Auch krankhafte Erschöpfung (Fatigue), die sowohl durch die Krebserkrankung selbst als auch durch die Therapie hervorgerufen werden kann, hemmt die Lust auf sexuelle Aktivität. Hier hilft Reden, damit der Partner die Lustlosigkeit nicht auf sich bezieht. Vielleicht lassen sich Formen von Zärtlichkeit finden, bei denen die Patientin erst einmal passiv genießen kann, bis die Kraft für eigene Aktivität wieder zurückgekehrt ist.
Eine Antihormontherapie, durch die die Patientin vorzeitig in die Menopause versetzt wird, kann ebenfalls als Lustkiller wirken. Auch in dieser Situation ist Geduld gefragt.

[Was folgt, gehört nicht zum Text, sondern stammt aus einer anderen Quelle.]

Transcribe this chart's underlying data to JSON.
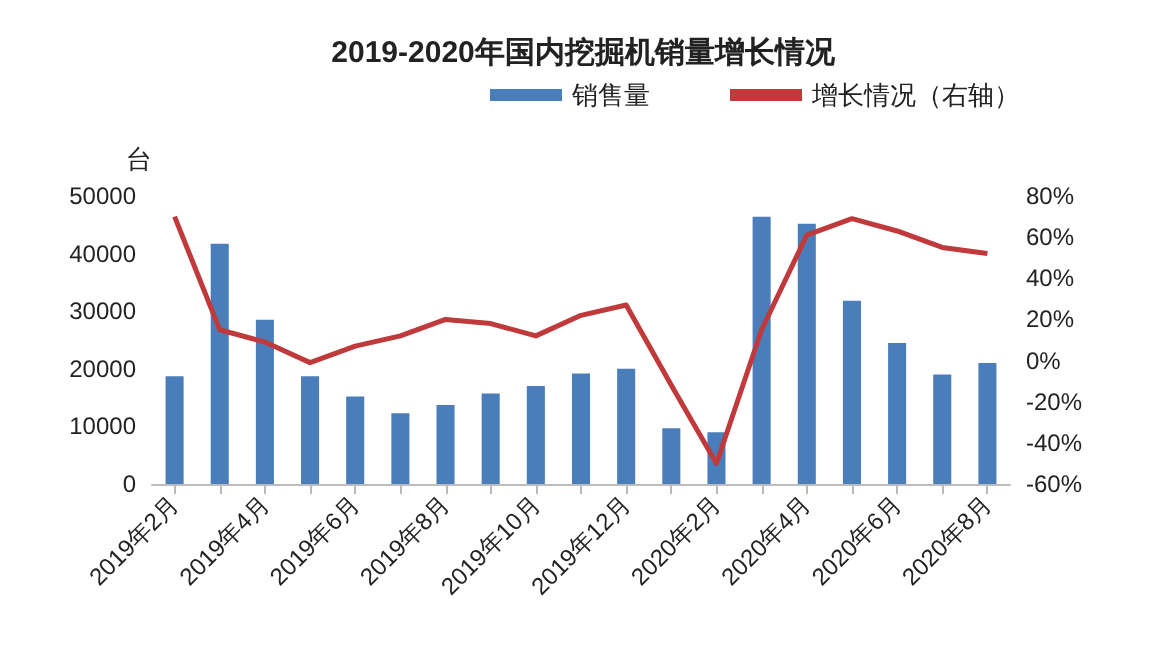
{
  "chart_data": {
    "type": "bar",
    "title": "2019-2020年国内挖掘机销量增长情况",
    "ylabel": "台",
    "categories": [
      "2019年2月",
      null,
      "2019年4月",
      null,
      "2019年6月",
      null,
      "2019年8月",
      null,
      "2019年10月",
      null,
      "2019年12月",
      null,
      "2020年2月",
      null,
      "2020年4月",
      null,
      "2020年6月",
      null,
      "2020年8月"
    ],
    "series": [
      {
        "name": "销售量",
        "color": "#4a7ebb",
        "values": [
          18700,
          41700,
          28500,
          18700,
          15200,
          12300,
          13700,
          15700,
          17000,
          19200,
          20000,
          9700,
          9000,
          46400,
          45200,
          31800,
          24500,
          19000,
          21000
        ]
      },
      {
        "name": "增长情况（右轴）",
        "type": "line",
        "axis": "y2",
        "color": "#c0393b",
        "values": [
          70,
          15,
          9,
          -1,
          7,
          12,
          20,
          18,
          12,
          22,
          27,
          -12,
          -50,
          15,
          61,
          69,
          63,
          55,
          52
        ]
      }
    ],
    "ylim": [
      0,
      50000
    ],
    "yticks": [
      0,
      10000,
      20000,
      30000,
      40000,
      50000
    ],
    "y2lim": [
      -60,
      80
    ],
    "y2ticks": [
      {
        "value": -60,
        "label": "-60%"
      },
      {
        "value": -40,
        "label": "-40%"
      },
      {
        "value": -20,
        "label": "-20%"
      },
      {
        "value": 0,
        "label": "0%"
      },
      {
        "value": 20,
        "label": "20%"
      },
      {
        "value": 40,
        "label": "40%"
      },
      {
        "value": 60,
        "label": "60%"
      },
      {
        "value": 80,
        "label": "80%"
      }
    ],
    "legend": "top right",
    "grid": false,
    "marker": "none"
  }
}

Normalerweise befeuchtet sich die Scheide bei sexueller Erregung von selbst, aber dies kann nach einer Krebstherapie ausbleiben. Scheidentrockenheit erschwert das Eindringen des Penis und kann Schmerzen verursachen. Abhilfe schafft ein Gleitgel, das vor dem Geschlechtsverkehr aufgetragen wird.
Auch Gele oder Cremes könne helfen, die kein Östrogen enthalten sollten. Wenn der behandelte Tumor nicht hormonabhängig ist, können evtl. auch östrogenhaltige Salben zum Einsatz kommen. Sie werden ein- bis mehrmals pro Woche in der Scheide aufgetragen.
Die Brüste, insbesondere die Umgebung der Brustwarzen, sind bei vielen Frauen eine sehr erogene Zone, die eine große Rolle beim Sex spielt. Ihr verändertes Aussehen nach einem operativen Eingriff kann dazu führen, dass Frauen sich zunächst scheuen, ihre Brust dem Partner zu zeigen.
Ein Problem kann die reduzierte Empfindlichkeit der Brust in der Umgebung der Operationsnarben sein. Auch bei brusterhaltenden Eingriffen werden Hautnerven durchtrennt, ebenso wenn bei Brustrekonstruktionen die Brustwarzen erhalten oder wiederaufgebaut werden. Diese sind weniger berührungsempfindlich, als sie zuvor waren. Die Haut um die Brustwarzen herum kann mit der Zeit aber wieder sensibler werden.